Personal Injury

Truck Driver Barred From Road For Poor Health, HOS Violations

yellowtruck 435x325 Truck Driver Barred From Road For Poor Health, HOS ViolationsThe Federal Motor Carrier Safety Administration (FMCSA) announced Tuesday that it is revoking the commercial driver’s license of a Minnesota truck driver who the agency says poses an imminent hazard to public safety for medical reasons.

The FMCSA said that John Ray Carpenter, a licensed commercial truck driver and chief executive officer at Carpenter Brothers Services, Inc. of Hibbing, Minn., is “medically unqualified to operate a commercial motor vehicle” and was served a notice barring him from operating a commercial motor vehicle in Minnesota as well as outside of the state.

According to the agency, Mr. Carpenter was driving a company truck in Crystal Bay Township, Minn., on Oct. 22, 2015, when he suffered a medical emergency that caused him to lose control of the vehicle. Mr. Carpenter’s truck crossed into the path of oncoming traffic and struck a car, fatally injuring the driver.

Following the crash, Mr. Carpenter told federal and state investigators that he had experienced approximately six previous episodes involving medical problems while driving, some of which also resulted in crashes.

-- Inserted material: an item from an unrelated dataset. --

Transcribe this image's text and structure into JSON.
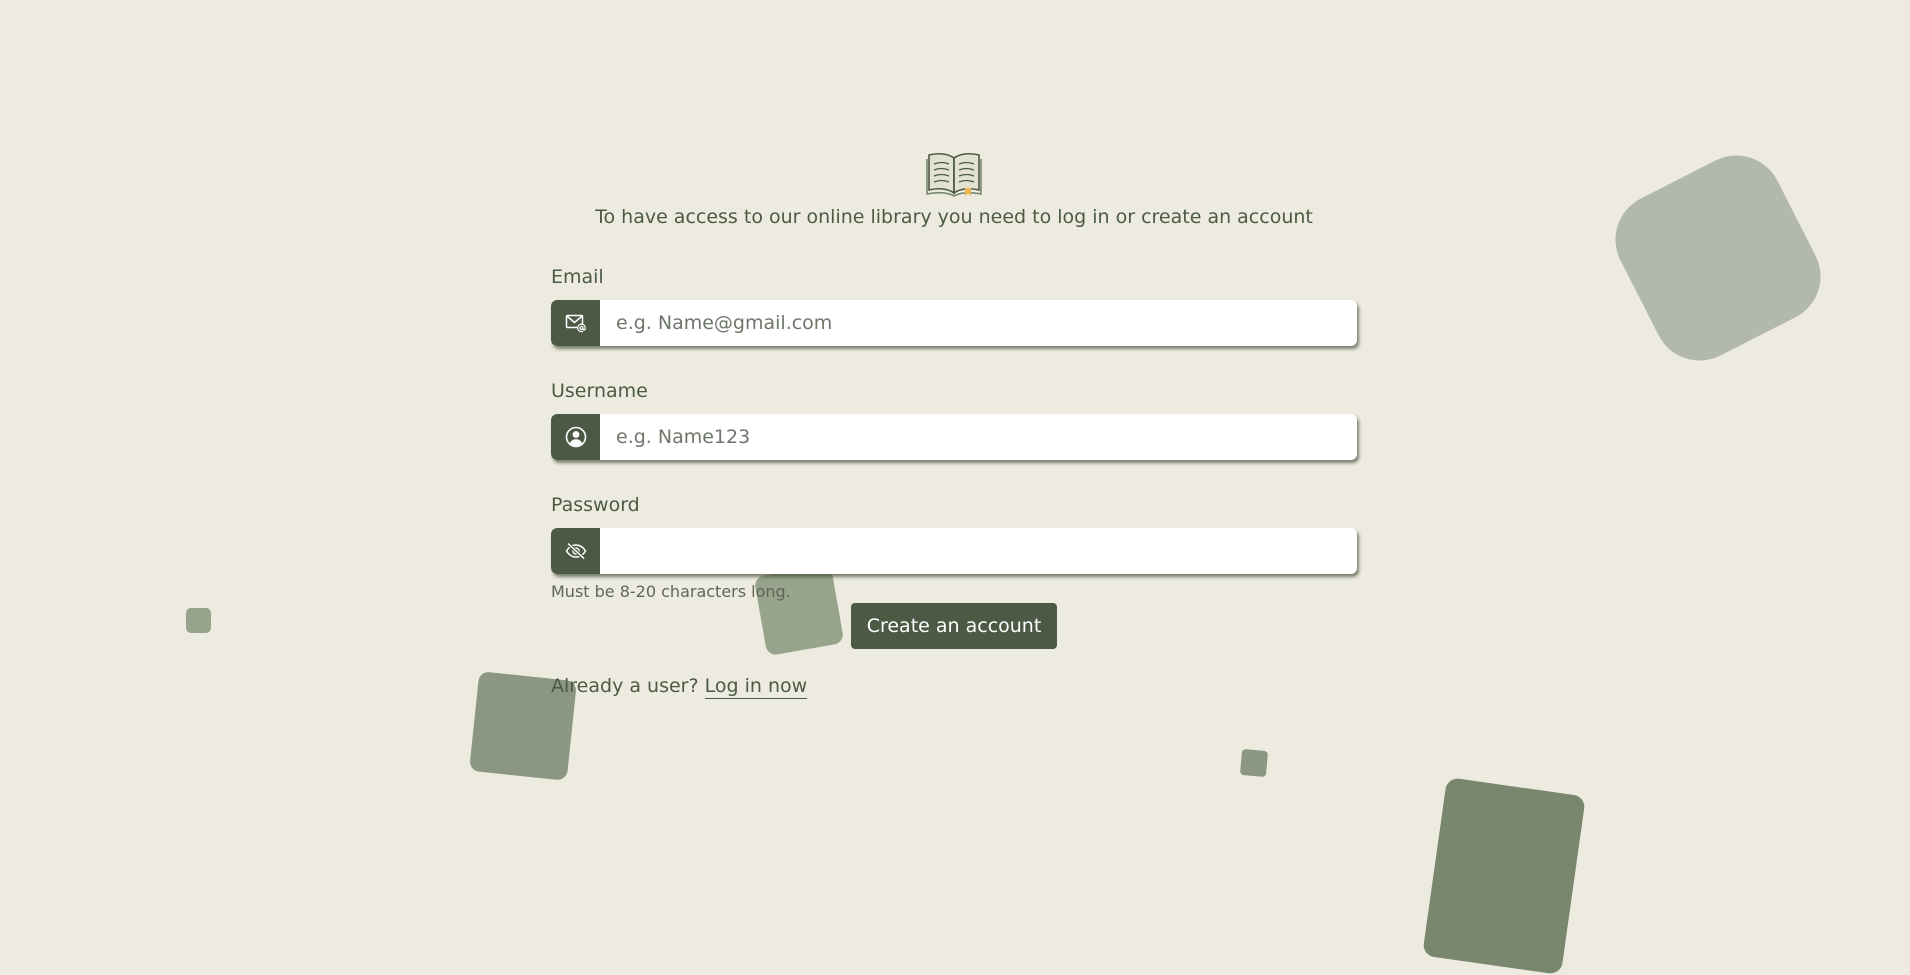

Investigators also found multiple violations of federal hours-of-service (HOS) regulations by Mr. Carpenter in the past four months. HOS rules govern working and rest cycles for commercial drivers and are designed to prevent fatigued driving. Investigators found that Mr. Carpenter had falsified his records of duty status on the day before the fatal crash in October.

The actions taken by federal regulators to keep Mr. Carpenter from behind the wheel of a commercial vehicle underscore both the importance of medical fitness for CDL holders and the need to comply with HOS rules. Poor driver health and fatigued driving remain two of the major causes of commercial truck crashes, according to Department of Transportation figures.

The FMCSA also said that any CDL holder who violates an imminent hazard out-of-service order may receive civil penalties of up to $2,500 and an extension of his or her disqualification from operating a commercial vehicle by 180 days minimum. Repeat failures to comply with the order can result in steeper fines and a multi-year driving ban as well as criminal charges.